Todavia, a melhor garantia do futuro da nossa economia é, mesmo, a aposta decisiva deste Orçamento nos jovens – desde a escola ao trabalho, sem esquecer os desafios da habitação e da parentalidade.
No ensino superior, ao congelamento das propinas somam-se um avanço muito significativo à ação social, com as bolsas a crescerem em número e montante (10%), com especial prioridade ao alojamento estudantil – não só com o arranque das obras do PRR como também, o aumento do complemento de alojamento, de 13 para 48 mil estudantes deslocados e de 221 para 263€. Este avanço dá inicio a uma legislatura onde nos comprometemos em baixar as propinas e duplicar o número de camas disponíveis em residências estudantis.
A situação da habitação para estudantes e jovens não tem solução rápida e fácil devido ao tempo que demoram as obras habitacionais (ainda para mais, e por bons motivos, as públicas). Estamos, porém, a dar passos concretos para a resolver o mais depressa possível. Este ano prosseguem os investimentos para a construção do parque habitacional público mas há uma tentativa de conseguir responder no imediato, com o Porta 65 Jovem a ter um reforço de 30% da sua dotação orçamental, no mesmo ano em que os seus valores de renda máxima se compatibilizam com aquelas que são praticadas no mercado.
Também na parentalidade, o Governo optou por uma resposta a duas velocidades – a criação de mais vagas em creches, no médio prazo, mas o alargamento da gratuitidade das creches, que passará de 37 para 70 mil crianças este ano, não só pelo alargamento do universo abrangido como também pela inclusão do setor privado no âmbito dessa gratuitidade sempre que não houver vagas no setor público.
Se a democratização do ensino, da habitação e do acesso a creches não fossem reformas bastantes, é absolutamente decisivo o contexto deste Orçamento a nível salarial. O Governo, afinal, conseguiu celebrar 2 acordos em matéria salarial – com os funcionários públicos, o primeiro em 23 anos, e com a concertação social, num caso único tanto na história de Portugal como na atual conjuntura europeia.
Muitos quiseram desvalorizar o acordo – que prevê a subida dos salários em 20%, quando a inflação para o mesmo período se estima em 10%. Muitos quiseram mesmo dizer que era trocar receitas fiscais garantidas por valorizações salariais incertas – como se numa economia de mercado fosse normal impor aumentos dos salários por decreto.

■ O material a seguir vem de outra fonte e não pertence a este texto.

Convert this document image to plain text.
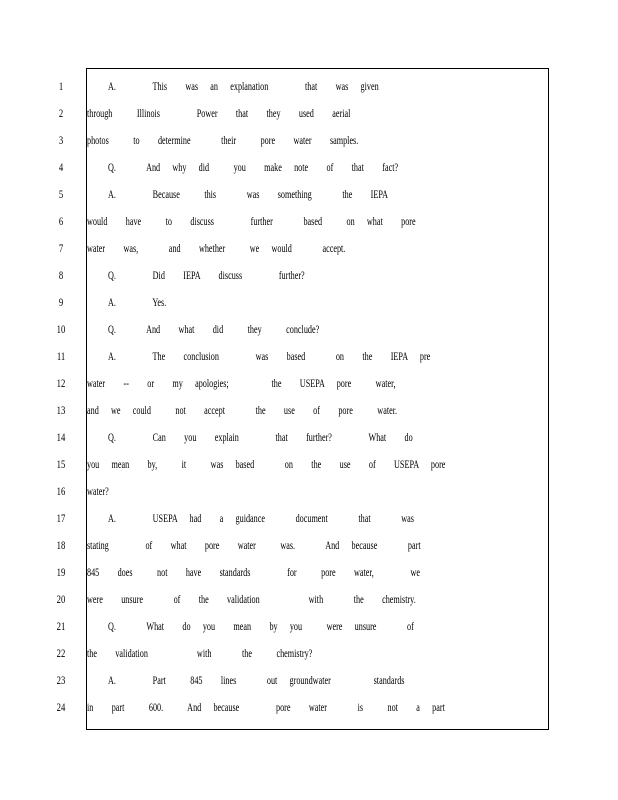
1
2
3
4
5
6
7
8
9
10
11
12
13
14
15
16
17
18
19
20
21
22
23
24
A.      This   was  an  explanation      that   was  given
through    Illinois      Power   that   they   used   aerial
photos    to   determine     their    pore   water   samples.
Q.     And  why  did    you   make  note   of   that   fact?
A.      Because    this     was   something     the   IEPA
would   have    to   discuss      further     based    on  what   pore
water   was,     and   whether    we  would     accept.
Q.      Did   IEPA   discuss      further?
A.      Yes.
Q.     And   what   did    they    conclude?
A.      The   conclusion      was   based     on   the   IEPA  pre
water   --   or   my  apologies;       the   USEPA  pore    water,
and  we  could    not   accept     the   use   of   pore    water.
Q.      Can   you   explain      that   further?      What   do
you  mean   by,    it    was  based     on   the   use   of   USEPA  pore
water?
A.      USEPA  had   a  guidance     document     that     was
stating      of   what   pore   water    was.     And  because     part
845   does    not   have   standards      for    pore   water,      we
were   unsure     of   the   validation        with     the   chemistry.
Q.     What   do  you   mean   by  you    were  unsure     of
the   validation        with     the    chemistry?
A.      Part    845   lines     out  groundwater       standards
in   part    600.    And  because      pore   water     is    not   a  part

Mas o mais curioso é que ninguém critica a substância das medidas acordadas – seja o incentivo que cobre metade dos custos das empresas com os aumentos salariais, seja a atualização de escalões, a reforma do mínimo de existências, o reforço do subsídio de alimentação, a reversão dos cortes no pagamento das horas extraordinárias, a menor carga fiscal sobre o trabalho ou, mesmo, o instrumento para apoiar a contratação de jovens por salários superiores a 1320€.

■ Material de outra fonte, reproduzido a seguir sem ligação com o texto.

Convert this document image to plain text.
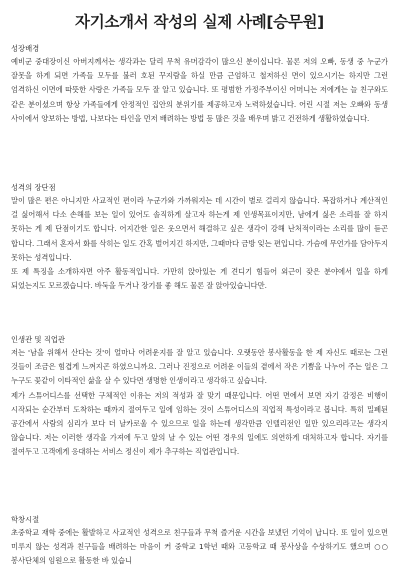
자기소개서 작성의 실제 사례[승무원]
성장배경

예비군 중대장이신 아버지께서는 생각과는 달리 무척 유머감각이 많으신 분이십니다. 물론 저의 오빠, 동생 중 누군가 잘못을 하게 되면 가족들 모두를 불러 호된 꾸지람을 하실 만큼 근엄하고 철저하신 면이 있으시기는 하지만 그런 엄격하신 이면에 따뜻한 사랑은 가족들 모두 잘 알고 있습니다. 또 평범한 가정주부이신 어머니는 저에게는 늘 친구와도 같은 분이셨으며 항상 가족들에게 안정적인 집안의 분위기를 제공하고자 노력하셨습니다. 어린 시절 저는 오빠와 동생 사이에서 양보하는 방법, 나보다는 타인을 먼저 배려하는 방법 등 많은 것을 배우며 밝고 건전하게 생활하였습니다.

성격의 장단점

말이 많은 편은 아니지만 사교적인 편이라 누군가와 가까워지는 데 시간이 별로 걸리지 않습니다. 복잡하거나 계산적인 걸 싫어해서 다소 손해를 보는 일이 있어도 솔직하게 살고자 하는게 제 인생목표이지만, 남에게 싫은 소리를 잘 하지 못하는 게 제 단점이기도 합니다. 어지간한 일은 웃으면서 해결하고 싶은 생각이 강해 난처적이라는 소리를 많이 듣곤 합니다. 그래서 혼자서 화를 삭히는 일도 간혹 벌어지긴 하지만, 그때마다 금방 잊는 편입니다. 가슴에 무언가를 담아두지 못하는 성격입니다.

또 제 특징을 소개하자면 아주 활동적입니다. 가만히 앉아있는 게 견디기 힘들어 외근이 잦은 분야에서 일을 하게 되었는지도 모르겠습니다. 바둑을 두거나 장기를 좋 해도 물론 잘 앉아있습니다만.

인생관 및 직업관

저는 '남을 위해서 산다는 것'이 얼마나 어려운지를 잘 알고 있습니다. 오랫동안 봉사활동을 한 제 자신도 때로는 그런 것들이 조금은 힘겹게 느껴지곤 하였으니까요. 그러나 진정으로 어려운 이들의 곁에서 작은 기쁨을 나누어 주는 일은 그 누구도 꽃같이 이타적인 삶을 살 수 있다면 생명한 인생이라고 생각하고 싶습니다.

제가 스튜어디스를 선택한 구체적인 이유는 저의 적성과 잘 맞기 때문입니다. 어떤 면에서 보면 자기 감정은 비행이 시작되는 순간부터 도착하는 때까지 절여두고 일에 임하는 것이 스튜어디스의 직업적 특성이라고 봅니다. 특히 밀폐된 공간에서 사람의 심리가 보다 더 날카로울 수 있으므로 일을 하는데 생각만큼 인텔리전인 일만 있으리라고는 생각지 않습니다. 저는 이러한 생각을 가져에 두고 앞의 날 수 있는 어떤 경우의 일에도 의연하게 대처하고자 합니다. 자기를 절여두고 고객에게 응대하는 서비스 정신이 제가 추구하는 직업관입니다.

학창시절

초중학교 재학 중에는 활발하고 사교적인 성격으로 친구들과 무척 즐거운 시간을 보냈던 기억이 납니다. 또 일이 있으면 미루지 않는 성격과 친구들을 배려하는 마음이 커 중학교 1학년 때와 고등학교 때 봉사상을 수상하기도 했으며 ○○ 봉사단체의 임원으로 활동한 바 있습니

A ausência de críticas na substância é, mesmo, uma ausência de alternativas. Se isto não é uma reforma, o que é? Se isto vai deixar tudo na mesma, o que faria a diferença? O reconhecimento do avanço não é a antevisão de que estas solucionarão tudo. Antes pelo contrário, é a obrigação que temos perante os milhares de Anas dos Olivais. Mais do que uma rábula sobre os protagonistas políticos da sua vida ou um resumo dos seus problemas, as Anas de todas as gerações e localidades podem encontrar neste Orçamento reformas concretas para que este seja um país não de baixos salários mas de futuro e oportunidades.